Boolean Expression Simplification - Issue I don't understand where to even begin with this problem. Any helpful tips would be nice.
$(A \lor \lnot B \lor \lnot D) \land (\lnot B \lor C \lor D) \land (B \lor \lnot C \lor \lnot D)$
 A: The expression is in Conjunctive Normal Form (CNF), a product of sums.
Probably the easiest way is to create a truth table which lists the expression values for all $2^4=16$ input combinations.  Calculate the truth values for the three parts of the expression. The overall expression can only be true, if all conjunctive sub-expressions are also true.
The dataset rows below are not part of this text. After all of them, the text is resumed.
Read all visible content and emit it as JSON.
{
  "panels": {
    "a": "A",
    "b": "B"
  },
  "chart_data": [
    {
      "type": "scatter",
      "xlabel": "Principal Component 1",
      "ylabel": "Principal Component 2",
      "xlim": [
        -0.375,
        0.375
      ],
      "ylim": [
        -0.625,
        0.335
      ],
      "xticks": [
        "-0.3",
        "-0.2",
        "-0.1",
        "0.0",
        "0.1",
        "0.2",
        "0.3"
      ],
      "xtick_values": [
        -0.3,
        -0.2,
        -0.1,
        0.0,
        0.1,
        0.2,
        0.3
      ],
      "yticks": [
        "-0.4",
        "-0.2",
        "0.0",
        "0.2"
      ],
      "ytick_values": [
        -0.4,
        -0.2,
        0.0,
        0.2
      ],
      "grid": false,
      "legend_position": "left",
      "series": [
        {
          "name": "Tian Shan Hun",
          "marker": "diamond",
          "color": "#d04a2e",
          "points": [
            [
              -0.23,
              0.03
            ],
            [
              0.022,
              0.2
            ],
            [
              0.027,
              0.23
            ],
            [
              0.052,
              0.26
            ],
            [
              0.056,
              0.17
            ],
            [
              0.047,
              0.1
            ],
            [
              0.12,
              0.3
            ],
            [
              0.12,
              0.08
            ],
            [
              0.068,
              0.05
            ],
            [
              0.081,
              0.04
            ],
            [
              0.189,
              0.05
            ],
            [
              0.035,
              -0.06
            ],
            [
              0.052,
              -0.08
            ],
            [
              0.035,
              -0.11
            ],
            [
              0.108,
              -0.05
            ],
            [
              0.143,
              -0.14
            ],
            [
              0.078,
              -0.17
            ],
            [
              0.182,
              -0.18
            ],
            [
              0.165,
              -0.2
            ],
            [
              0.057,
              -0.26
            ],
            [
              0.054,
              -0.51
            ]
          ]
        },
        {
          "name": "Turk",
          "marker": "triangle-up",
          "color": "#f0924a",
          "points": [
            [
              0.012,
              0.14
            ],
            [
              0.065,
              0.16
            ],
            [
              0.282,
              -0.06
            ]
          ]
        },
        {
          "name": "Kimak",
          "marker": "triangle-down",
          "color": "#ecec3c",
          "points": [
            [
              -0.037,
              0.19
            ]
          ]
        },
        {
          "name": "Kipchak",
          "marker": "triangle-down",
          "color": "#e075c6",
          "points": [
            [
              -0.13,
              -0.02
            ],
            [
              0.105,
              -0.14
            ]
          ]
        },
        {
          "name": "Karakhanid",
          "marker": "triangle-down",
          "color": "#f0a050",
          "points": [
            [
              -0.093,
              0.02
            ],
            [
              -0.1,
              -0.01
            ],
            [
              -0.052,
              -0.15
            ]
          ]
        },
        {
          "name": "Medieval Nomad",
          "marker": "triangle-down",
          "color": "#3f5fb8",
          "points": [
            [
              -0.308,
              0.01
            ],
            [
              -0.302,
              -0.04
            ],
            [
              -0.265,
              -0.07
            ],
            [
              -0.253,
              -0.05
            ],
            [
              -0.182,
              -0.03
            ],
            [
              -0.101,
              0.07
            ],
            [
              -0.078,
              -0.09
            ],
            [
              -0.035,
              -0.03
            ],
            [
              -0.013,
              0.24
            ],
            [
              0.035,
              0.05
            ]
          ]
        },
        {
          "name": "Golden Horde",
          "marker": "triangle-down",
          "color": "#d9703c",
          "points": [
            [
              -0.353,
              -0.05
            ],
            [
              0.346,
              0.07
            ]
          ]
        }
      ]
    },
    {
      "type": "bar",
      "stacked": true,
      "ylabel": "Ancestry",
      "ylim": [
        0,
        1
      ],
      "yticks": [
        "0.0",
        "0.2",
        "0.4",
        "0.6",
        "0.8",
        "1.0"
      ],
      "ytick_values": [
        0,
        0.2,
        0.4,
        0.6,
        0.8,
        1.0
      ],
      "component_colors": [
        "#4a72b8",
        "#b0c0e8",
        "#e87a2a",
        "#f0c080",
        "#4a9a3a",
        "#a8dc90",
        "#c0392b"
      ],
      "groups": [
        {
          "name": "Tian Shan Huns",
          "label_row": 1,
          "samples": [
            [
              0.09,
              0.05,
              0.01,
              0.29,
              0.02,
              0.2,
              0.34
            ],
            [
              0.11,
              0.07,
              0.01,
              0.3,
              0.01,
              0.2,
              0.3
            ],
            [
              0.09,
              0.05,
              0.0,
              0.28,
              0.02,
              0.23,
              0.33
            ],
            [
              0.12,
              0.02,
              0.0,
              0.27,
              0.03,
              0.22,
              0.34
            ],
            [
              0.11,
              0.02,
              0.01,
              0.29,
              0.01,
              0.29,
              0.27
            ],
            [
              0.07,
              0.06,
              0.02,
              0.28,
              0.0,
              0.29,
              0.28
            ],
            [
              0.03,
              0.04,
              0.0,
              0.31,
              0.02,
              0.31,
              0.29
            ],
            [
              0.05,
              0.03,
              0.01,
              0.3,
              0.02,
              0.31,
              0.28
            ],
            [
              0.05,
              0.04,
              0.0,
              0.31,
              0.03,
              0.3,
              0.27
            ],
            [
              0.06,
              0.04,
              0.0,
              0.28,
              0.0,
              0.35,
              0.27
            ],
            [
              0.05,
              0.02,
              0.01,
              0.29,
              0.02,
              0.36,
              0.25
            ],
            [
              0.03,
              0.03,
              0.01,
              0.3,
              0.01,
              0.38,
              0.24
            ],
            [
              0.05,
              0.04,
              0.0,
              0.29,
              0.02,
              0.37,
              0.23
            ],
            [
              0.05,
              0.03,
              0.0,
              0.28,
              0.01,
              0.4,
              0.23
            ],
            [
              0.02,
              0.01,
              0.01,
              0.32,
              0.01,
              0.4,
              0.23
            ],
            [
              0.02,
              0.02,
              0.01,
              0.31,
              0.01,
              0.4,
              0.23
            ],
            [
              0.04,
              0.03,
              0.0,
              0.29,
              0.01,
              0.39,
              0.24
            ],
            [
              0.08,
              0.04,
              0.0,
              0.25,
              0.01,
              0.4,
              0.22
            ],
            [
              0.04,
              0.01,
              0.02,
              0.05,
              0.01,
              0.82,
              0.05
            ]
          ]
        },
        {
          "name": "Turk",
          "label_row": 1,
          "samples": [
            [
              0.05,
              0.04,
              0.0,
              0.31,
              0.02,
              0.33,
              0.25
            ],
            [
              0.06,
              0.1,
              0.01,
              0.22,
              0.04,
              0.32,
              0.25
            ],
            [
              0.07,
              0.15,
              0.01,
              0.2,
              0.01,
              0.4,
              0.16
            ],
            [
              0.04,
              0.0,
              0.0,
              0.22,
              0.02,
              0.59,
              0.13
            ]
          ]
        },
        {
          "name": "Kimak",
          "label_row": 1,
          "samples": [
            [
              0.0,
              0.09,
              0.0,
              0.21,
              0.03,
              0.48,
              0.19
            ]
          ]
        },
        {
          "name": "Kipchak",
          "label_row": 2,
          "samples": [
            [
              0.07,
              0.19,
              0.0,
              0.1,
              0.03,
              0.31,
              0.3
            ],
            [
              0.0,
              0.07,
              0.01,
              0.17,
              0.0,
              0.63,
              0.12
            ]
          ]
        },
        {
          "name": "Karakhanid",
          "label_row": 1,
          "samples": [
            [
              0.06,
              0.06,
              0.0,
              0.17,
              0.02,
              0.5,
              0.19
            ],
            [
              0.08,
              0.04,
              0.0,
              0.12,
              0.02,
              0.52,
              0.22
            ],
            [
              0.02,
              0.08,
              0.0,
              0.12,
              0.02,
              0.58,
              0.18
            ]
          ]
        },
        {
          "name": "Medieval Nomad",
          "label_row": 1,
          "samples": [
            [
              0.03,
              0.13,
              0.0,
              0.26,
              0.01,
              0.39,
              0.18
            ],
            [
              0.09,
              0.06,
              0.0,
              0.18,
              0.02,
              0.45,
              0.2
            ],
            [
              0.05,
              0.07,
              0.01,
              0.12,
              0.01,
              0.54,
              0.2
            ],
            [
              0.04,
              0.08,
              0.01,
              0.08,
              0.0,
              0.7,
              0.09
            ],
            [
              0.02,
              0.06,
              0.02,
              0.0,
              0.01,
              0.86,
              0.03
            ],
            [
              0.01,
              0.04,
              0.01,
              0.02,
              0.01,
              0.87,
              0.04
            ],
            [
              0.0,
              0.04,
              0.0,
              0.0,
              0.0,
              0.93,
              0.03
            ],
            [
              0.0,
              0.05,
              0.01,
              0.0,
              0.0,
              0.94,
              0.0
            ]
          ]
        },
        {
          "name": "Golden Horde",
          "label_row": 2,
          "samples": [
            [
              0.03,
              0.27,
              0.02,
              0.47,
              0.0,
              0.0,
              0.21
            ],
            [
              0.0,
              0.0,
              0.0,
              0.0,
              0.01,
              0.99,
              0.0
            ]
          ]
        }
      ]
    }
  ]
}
The analytic way to calculate the minterms of the expression is to resolve/eliminate the parentheses:
Step 1:
$$(A \lnot B \lor A C \lor AD \lor \lnot B \lor \lnot  B C \lor \lnot B D \lor \lnot B \lnot D \lor C \lnot D) \land (B \lor \lnot C \lor \lnot D)$$
Terms with contradictory literals like $B \lnot B$ result in false and are omitted.
Applying the Absorption Law, this can be simplified to:
$$(A C \lor AD \lor \lnot B \lor C \lnot D) \land (B \lor \lnot C \lor \lnot D)$$
Step 2:
$$ABC \lor ABD \lor BC \lnot D \lor A \lnot CD \lor  \lnot B \lnot C \lor AC \lnot D \lor  \lnot B \lnot D \lor C \lnot D$$
Absorbing again:
$$ABC \lor ABD \lor BC \lnot D \lor A \lnot CD \lor  \lnot B \lnot C \lor  \lnot B \lnot D \lor C \lnot D$$
To simplify this sum of products, a Karnaugh map helps for expressions with a handful of input variables:
             cd
       00  01  11  10
      +---+---+---+---+
   00 | 1 | 1 | 0 | 1 |
      +---+---+---+---+
   01 | 0 | 0 | 0 | 1 |
ab    +---+---+---+---+
   11 | 0 | 1 | 1 | 1 |
      +---+---+---+---+
   10 | 1 | 1 | 0 | 1 |
      +---+---+---+---+

A minimized form is
$$C \lnot D \lor \lnot B \lnot C \lor ABD$$

To draw the Karnaugh map right a way without involved reasoning, one can negate the literals of the conjunctive clauses to find out which cells of the Karnaugh map are false/0. The remaining cells are then true/1.
Example: $(A \lor \lnot B \lor \lnot D)$ is false for $\lnot A B D$.
Try this method to convince yourself that it directly arrives at the Karnaugh map depicted above.